Bentzel said that at present, cargo is moving smoothly, there is some additional capacity at marine terminals, and the equipment providers and intermodal rail and trucking are aware of pending challenges as ocean carriers adjust. Ocean carriers have orders for new ships being delivered that can be plugged in to help address reduced shipping capacity as ocean carriers will have to order diversions because of circumstances in both Panama and the Suez Canals.

“We also have a little bit of time, as the implications of ocean shipping events tend to lag behind cargo put ashore today, reflecting shipping conditions that existed four or five weeks earlier when that ship departed a foreign port. However, make no mistake about it, in two-or three-months, shipping conditions will have changed.”

Reductions of service caused by drought in the Panama Canal are amounting to close to 50% in total transit availability, and reductions in carrying capacity of those shipping lines able to transit the canal are being reduced in volume by amounts of 5-15% because of low water.

“The longer these impacts linger, the greater the economic impact. Already we are hearing of factory closures of automobile manufacturing in Europe as a result of shipping related supply chain disruption, and we are just in the beginning of this challenge.”

He said that the most important obligation of a shipowner, is to protect the safety of merchant marine personnel operating their vessels, and the security of their ships.

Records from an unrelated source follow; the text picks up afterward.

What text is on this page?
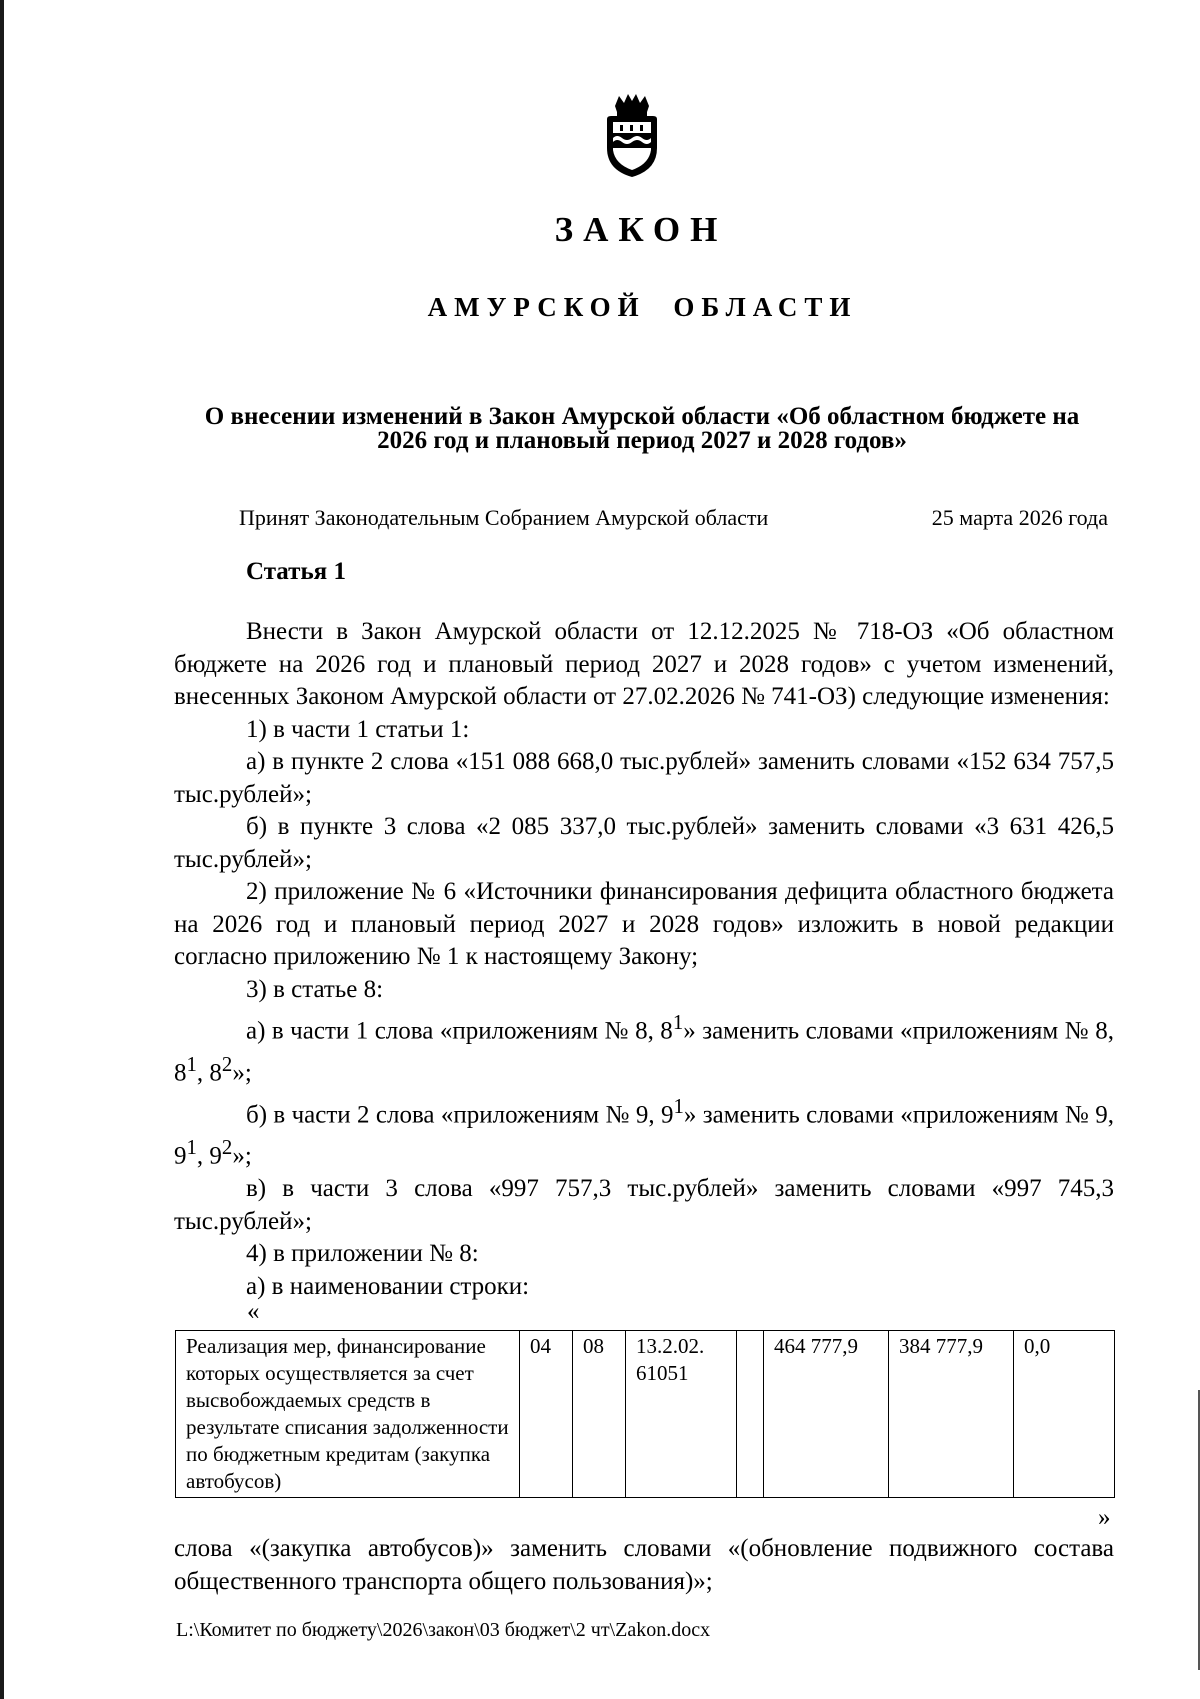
ЗАКОН
АМУРСКОЙ ОБЛАСТИ
О внесении изменений в Закон Амурской области «Об областном бюджете на 2026 год и плановый период 2027 и 2028 годов»
Принят Законодательным Собранием Амурской области	25 марта 2026 года
Статья 1

Внести в Закон Амурской области от 12.12.2025 № 718-ОЗ «Об областном бюджете на 2026 год и плановый период 2027 и 2028 годов» с учетом изменений, внесенных Законом Амурской области от 27.02.2026 № 741-ОЗ) следующие изменения:

1) в части 1 статьи 1:

а) в пункте 2 слова «151 088 668,0 тыс.рублей» заменить словами «152 634 757,5 тыс.рублей»;

б) в пункте 3 слова «2 085 337,0 тыс.рублей» заменить словами «3 631 426,5 тыс.рублей»;

2) приложение № 6 «Источники финансирования дефицита областного бюджета на 2026 год и плановый период 2027 и 2028 годов» изложить в новой редакции согласно приложению № 1 к настоящему Закону;

3) в статье 8:

а) в части 1 слова «приложениям № 8, $8^1$» заменить словами «приложениям № 8, $8^1$, $8^2$»;

б) в части 2 слова «приложениям № 9, $9^1$» заменить словами «приложениям № 9, $9^1$, $9^2$»;

в) в части 3 слова «997 757,3 тыс.рублей» заменить словами «997 745,3 тыс.рублей»;

4) в приложении № 8:

а) в наименовании строки:

«
Реализация мер, финансирование которых осуществляется за счет высвобождаемых средств в результате списания задолженности по бюджетным кредитам (закупка автобусов)	04	08	13.2.02. 61051		464 777,9	384 777,9	0,0
»

слова «(закупка автобусов)» заменить словами «(обновление подвижного состава общественного транспорта общего пользования)»;

L:\Комитет по бюджету\2026\закон\03 бюджет\2 чт\Zakon.docx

“That said, the FMC has the duty and requirement to protect the public from unreasonable shipping practices, and while I understand the need for price increases to reflect additional shipping operational costs caused by the Trans-Oceanic Canal crisis, the FMC may be called upon to question the legitimacy of new charges or other shipping practices.

“Congress recently empowered the Commission with the passage of the Ocean Shipping Reform Act of 2022, and in addition to new regulatory authorities, we have been provided additional funding for enforcement resources to protect the shipping public. So, I feel that we are in a good position to ensure that we can police against potential market abuse.”

Not since, the days of the Barbary Pirates have we faced such a challenge in the protection of our shipping, he concluded. “Accordingly, I am evaluating the potential applications of either the provisions of section 19 of the Merchant Marine Act, 1920, or the Foreign Shipping Practices Act to assess whether we could initiate an investigation to determine whether the actions in Yemen cause ‘unfavorable conditions to shipping in the foreign commerce.’

“Because of the general level of regional instability there could be challenges to the application of the law, however, I believe that the international importance of protection of navigational freedom provides an overriding impetus to evaluate a potential investigation.”

The FMC heard from 10 participants representing the perspectives of shippers, ocean common carriers and ports.